International Olympic Committee (IOC) member Dick Pound says the organisation has already decided to postpone the showpiece event.
The IOC has given itself four weeks to determine its future, with the Games due to get under way on July 24.
"On the basis of the information the IOC has, postponement has been decided," Pound told USA Today.
"The parameters going forward have not been determined, but the Games are not going to start on July 24, that much I know."
Great Britain are unlikely to be able to send a team to Tokyo in any case, the chair of the BOA warned.
Hugh Robertson welcomed the IOC's announcement that it is examining contingency scenarios, including postponement.
However, he said that, due to the widespread closure of training facilities and the likelihood that the impact of coronavirus in Britain will worsen over the coming weeks, there was almost certainly no way Team GB could compete.
"I think it is very simple. If the virus continues as predicted by the Government, I don't think there is any way we can send a team," he told Sky Sports News.
"And I base that on two things. Firstly, I don't see any way that the athletes and Team GB could be ready by then.
"Elite training facilities are perfectly understandably and quite correctly closed around the country, so there is no way they could undertake the preparation they need to get ready for a Games.
"Second, there is the appropriateness of holding an Olympic Games at a time like this."
He added: "We can't see any way that this can go ahead as things are constituted at the moment and I expect we will be joining Canada and Australia shortly."
The Canadian Olympic and Paralympic committees have announced they will not compete in Tokyo this summer, while the Australians have told their athletes to prepare for a postponement to the summer of 2021.
Team USA said it had surveyed its athletes with nearly 93 per cent of the 1,780 respondents preferring to see the Games postponed rather than outright cancellation, while 68 per cent said the Games could not be fairly competed if continued as scheduled.
Boris Johnson's official spokesperson has urged the IOC to make a "definitive decision".

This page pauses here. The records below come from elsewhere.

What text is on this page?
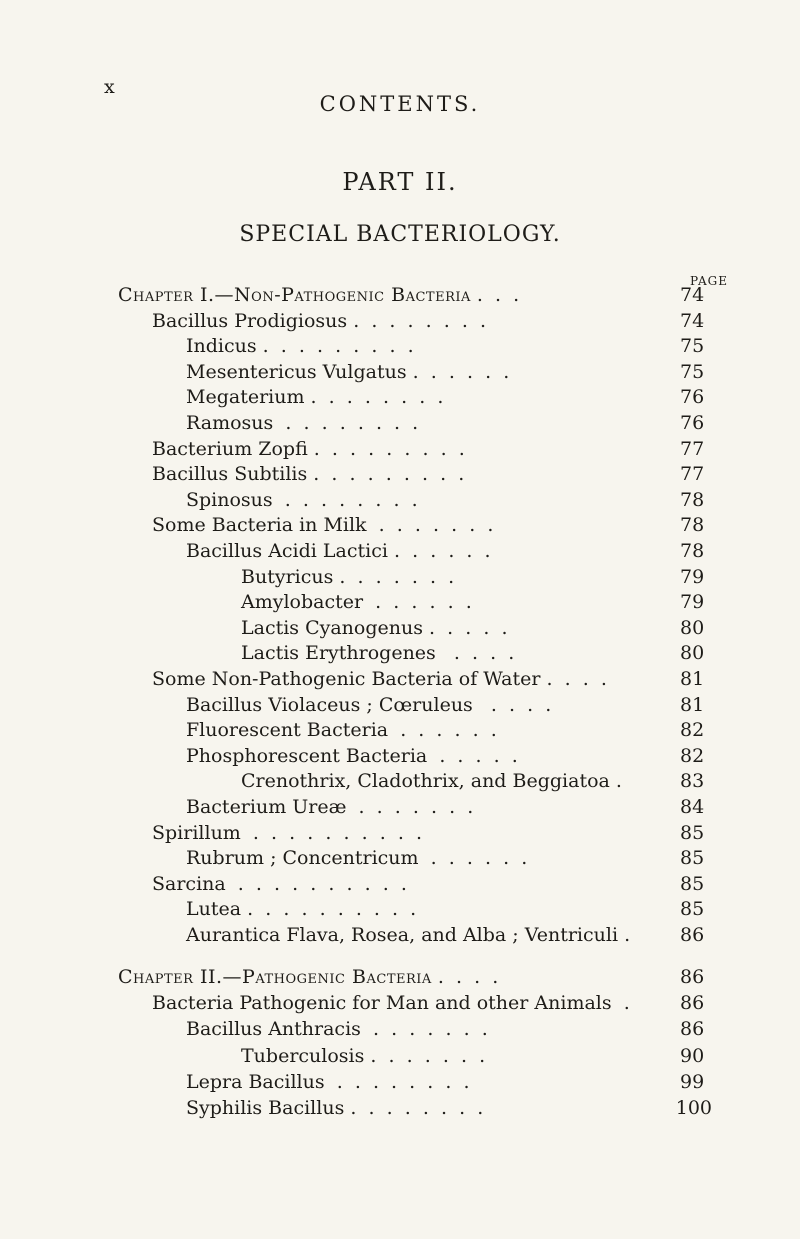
x
CONTENTS.
PART II.
SPECIAL BACTERIOLOGY.
PAGE
Chapter I.—Non-Pathogenic Bacteria .  .  .	74
Bacillus Prodigiosus .  .  .  .  .  .  .  .	74
Indicus .  .  .  .  .  .  .  .  .	75
Mesentericus Vulgatus .  .  .  .  .  .	75
Megaterium .  .  .  .  .  .  .  .	76
Ramosus .  .  .  .  .  .  .  .	76
Bacterium Zopfi .  .  .  .  .  .  .  .  .	77
Bacillus Subtilis .  .  .  .  .  .  .  .  .	77
Spinosus .  .  .  .  .  .  .  .	78
Some Bacteria in Milk .  .  .  .  .  .  .	78
Bacillus Acidi Lactici .  .  .  .  .  .	78
Butyricus .  .  .  .  .  .  .	79
Amylobacter .  .  .  .  .  .	79
Lactis Cyanogenus .  .  .  .  .	80
Lactis Erythrogenes .  .  .  .	80
Some Non-Pathogenic Bacteria of Water .  .  .  .	81
Bacillus Violaceus ; Cœruleus .  .  .  .	81
Fluorescent Bacteria .  .  .  .  .  .	82
Phosphorescent Bacteria .  .  .  .  .	82
Crenothrix, Cladothrix, and Beggiatoa .	83
Bacterium Ureæ .  .  .  .  .  .  .	84
Spirillum .  .  .  .  .  .  .  .  .  .	85
Rubrum ; Concentricum .  .  .  .  .  .	85
Sarcina .  .  .  .  .  .  .  .  .  .	85
Lutea .  .  .  .  .  .  .  .  .  .	85
Aurantica Flava, Rosea, and Alba ; Ventriculi .	86
Chapter II.—Pathogenic Bacteria .  .  .  .	86
Bacteria Pathogenic for Man and other Animals .	86
Bacillus Anthracis .  .  .  .  .  .  .	86
Tuberculosis .  .  .  .  .  .  .	90
Lepra Bacillus .  .  .  .  .  .  .  .	99
Syphilis Bacillus .  .  .  .  .  .  .  .	100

The Prime Minister's spokesperson said: "Athletes are facing significant uncertainty in the current environment. Their health and safety, alongside that of sports fans and officials due to work at the Games, must be absolutely paramount.
"We want the International Olympic Committee to make a definitive decision soon to bring clarity to all of those involved."
Meanwhile, a leading figure on the BOA's athletes' commission has described IOC president Thomas Bach as arrogant and stubborn over the organisation's approach to the pandemic.
Callum Skinner, a 2016 Olympic cycling champion, was scathing about Bach in a social media post.
"IOC president Thomas Bach's stubbornness and arrogance has spectacularly failed in this instance and he has weakened the Olympic movement," Skinner wrote on Twitter.
"This isn't the first time he has put his own motives above the athletes and the movement."
Elsewhere, Formula One boss Chase Carey is planning a revised season of 15 to 18 races when the sport resumes. The Azerbaijan Grand Prix, which had been due to take place on June 7, was postponed on Monday, the eighth race to be affected so far.
And UEFA has officially postponed the men's and women's Champions League finals and the Europa League final, which were all due to take place in May. No decision has been made on rearranged dates.